The old man rides with a motorcycle club called the Geezers. He said he is the oldest member and admits to being 65. The Geezers go on “runs” and have barbeques and parties. The old man has a Harley-Davidson Dyna Super Glide. He’s been riding for more than 40 years. He was once a Marine (“I got blowed up with a mortar when I was in Vietnam.”) and has medical problems related to Agent Orange. He said he is on 100 percent disability.

COMMENT,
SERIOUSLY WHO WROTE THIS?
the article ends on the 2nd to last paragraph with: "The San Diego district attorney’s office said it might be dangerous to name the alleged victim, since he’d been served a subpoena to testify against two Hells Angels members."
Then the writer goes on to tell the world who he is in the next paragraph (indirectly of course)!

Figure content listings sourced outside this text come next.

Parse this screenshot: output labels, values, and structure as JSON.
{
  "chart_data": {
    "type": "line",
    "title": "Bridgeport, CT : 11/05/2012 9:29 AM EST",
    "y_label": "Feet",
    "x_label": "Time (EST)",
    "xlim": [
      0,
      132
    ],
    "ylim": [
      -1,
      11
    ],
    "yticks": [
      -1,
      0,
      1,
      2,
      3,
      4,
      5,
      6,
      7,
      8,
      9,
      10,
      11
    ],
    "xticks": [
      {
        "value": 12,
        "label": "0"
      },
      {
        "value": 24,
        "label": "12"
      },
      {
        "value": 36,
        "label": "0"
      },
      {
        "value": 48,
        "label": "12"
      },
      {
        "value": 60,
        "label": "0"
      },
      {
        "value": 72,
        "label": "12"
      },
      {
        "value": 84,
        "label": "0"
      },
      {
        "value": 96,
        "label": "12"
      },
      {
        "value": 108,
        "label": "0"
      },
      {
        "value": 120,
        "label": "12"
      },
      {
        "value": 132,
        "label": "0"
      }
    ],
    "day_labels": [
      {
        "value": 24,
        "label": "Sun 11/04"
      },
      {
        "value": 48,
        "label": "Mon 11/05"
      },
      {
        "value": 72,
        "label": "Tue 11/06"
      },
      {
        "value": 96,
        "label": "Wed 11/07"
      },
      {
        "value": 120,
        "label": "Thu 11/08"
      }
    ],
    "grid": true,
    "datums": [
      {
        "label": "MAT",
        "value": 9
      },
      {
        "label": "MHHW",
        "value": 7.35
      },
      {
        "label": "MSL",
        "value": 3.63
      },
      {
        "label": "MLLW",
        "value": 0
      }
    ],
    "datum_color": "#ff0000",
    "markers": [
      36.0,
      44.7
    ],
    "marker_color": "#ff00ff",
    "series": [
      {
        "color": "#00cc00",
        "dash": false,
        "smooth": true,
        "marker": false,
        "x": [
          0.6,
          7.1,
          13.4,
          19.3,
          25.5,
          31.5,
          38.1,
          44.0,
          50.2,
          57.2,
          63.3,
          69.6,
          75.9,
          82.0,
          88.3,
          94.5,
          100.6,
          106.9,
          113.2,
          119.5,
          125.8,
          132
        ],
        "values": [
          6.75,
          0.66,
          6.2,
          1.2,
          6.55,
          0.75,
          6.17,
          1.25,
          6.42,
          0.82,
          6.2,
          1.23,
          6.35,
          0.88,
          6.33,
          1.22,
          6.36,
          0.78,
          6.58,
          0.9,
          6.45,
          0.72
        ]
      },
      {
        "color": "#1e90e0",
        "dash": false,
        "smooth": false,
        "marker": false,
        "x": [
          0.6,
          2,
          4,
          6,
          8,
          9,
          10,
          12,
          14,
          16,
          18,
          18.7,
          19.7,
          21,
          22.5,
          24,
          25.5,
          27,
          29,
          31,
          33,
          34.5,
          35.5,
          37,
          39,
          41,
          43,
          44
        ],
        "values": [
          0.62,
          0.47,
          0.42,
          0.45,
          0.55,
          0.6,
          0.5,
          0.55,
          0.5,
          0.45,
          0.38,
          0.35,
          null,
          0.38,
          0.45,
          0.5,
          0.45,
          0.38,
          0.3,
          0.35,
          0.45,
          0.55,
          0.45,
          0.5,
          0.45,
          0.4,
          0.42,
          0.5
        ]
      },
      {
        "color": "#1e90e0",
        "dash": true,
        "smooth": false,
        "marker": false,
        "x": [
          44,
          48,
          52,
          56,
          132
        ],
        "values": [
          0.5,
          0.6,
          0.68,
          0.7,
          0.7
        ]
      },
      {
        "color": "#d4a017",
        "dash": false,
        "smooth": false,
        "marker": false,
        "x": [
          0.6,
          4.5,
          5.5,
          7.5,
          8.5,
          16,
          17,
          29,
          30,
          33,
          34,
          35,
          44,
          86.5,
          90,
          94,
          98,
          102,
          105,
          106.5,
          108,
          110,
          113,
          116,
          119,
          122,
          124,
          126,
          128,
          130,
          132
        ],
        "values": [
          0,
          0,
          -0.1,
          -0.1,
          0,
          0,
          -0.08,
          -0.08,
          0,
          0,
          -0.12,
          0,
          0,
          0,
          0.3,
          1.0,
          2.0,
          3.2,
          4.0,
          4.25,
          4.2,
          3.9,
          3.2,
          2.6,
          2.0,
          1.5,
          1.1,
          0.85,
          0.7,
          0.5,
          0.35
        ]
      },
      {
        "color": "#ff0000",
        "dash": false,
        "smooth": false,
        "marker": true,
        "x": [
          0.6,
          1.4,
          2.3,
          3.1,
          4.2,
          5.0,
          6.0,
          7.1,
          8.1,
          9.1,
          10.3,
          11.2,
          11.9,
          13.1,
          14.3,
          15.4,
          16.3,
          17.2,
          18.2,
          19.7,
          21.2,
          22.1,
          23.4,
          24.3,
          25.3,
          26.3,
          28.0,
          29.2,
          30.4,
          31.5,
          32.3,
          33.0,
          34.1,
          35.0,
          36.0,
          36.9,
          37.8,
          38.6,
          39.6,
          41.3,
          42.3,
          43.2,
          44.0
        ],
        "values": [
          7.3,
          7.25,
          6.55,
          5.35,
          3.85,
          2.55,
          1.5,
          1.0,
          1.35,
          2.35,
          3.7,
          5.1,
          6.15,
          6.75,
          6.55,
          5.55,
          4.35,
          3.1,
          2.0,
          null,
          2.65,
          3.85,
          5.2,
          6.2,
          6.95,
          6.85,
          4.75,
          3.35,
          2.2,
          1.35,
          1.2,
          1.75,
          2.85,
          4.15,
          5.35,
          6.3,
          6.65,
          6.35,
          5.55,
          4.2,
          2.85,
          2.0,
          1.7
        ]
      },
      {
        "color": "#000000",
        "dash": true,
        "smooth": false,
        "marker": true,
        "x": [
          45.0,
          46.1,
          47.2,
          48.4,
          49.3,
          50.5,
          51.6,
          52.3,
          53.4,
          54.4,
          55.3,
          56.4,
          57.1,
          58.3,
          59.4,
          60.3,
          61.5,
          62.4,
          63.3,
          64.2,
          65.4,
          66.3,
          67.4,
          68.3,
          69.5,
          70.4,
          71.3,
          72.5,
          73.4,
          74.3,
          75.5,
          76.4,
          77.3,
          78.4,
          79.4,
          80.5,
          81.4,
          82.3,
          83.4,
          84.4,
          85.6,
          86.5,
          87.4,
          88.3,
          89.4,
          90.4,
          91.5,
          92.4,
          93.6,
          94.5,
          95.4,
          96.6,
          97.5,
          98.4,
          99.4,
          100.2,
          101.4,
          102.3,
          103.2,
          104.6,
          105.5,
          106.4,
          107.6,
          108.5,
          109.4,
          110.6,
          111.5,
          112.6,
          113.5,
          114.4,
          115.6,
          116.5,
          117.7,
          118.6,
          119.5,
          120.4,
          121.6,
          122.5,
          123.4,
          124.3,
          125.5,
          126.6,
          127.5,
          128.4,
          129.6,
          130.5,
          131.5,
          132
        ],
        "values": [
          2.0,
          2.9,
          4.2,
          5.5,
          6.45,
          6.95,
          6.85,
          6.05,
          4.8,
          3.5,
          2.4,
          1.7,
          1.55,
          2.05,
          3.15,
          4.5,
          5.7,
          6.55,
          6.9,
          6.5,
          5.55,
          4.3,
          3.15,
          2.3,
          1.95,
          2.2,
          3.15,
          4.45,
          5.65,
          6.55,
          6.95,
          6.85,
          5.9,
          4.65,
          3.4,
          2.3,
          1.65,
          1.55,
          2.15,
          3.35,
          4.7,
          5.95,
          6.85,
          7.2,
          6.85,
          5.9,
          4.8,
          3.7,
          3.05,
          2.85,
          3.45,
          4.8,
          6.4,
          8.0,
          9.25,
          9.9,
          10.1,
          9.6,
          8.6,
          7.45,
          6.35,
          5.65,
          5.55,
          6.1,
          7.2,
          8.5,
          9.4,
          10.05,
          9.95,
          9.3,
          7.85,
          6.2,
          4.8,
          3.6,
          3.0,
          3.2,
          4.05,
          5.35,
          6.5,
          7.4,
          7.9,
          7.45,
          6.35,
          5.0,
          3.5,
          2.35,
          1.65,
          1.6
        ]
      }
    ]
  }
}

"The old man rides with a motorcycle club called the Geezers. He said he is the oldest member and admits to being 65. The Geezers go on “runs” and have barbeques and parties. The old man has a Harley-Davidson Dyna Super Glide. He’s been riding for more than 40 years. He was once a Marine (“I got blowed up with a mortar when I was in Vietnam.”) and has medical problems related to Agent Orange. He said he is on 100 percent disability."
WTF.. believe me, I believe snitches get stitches.... but whoever wrote this doesn't know how to keep their mouth shut themselves....This is reporting at its worst.... If anything happens to this guy i hope the "reporter" gets whats coming for putting this old man on blast who got jumped!!!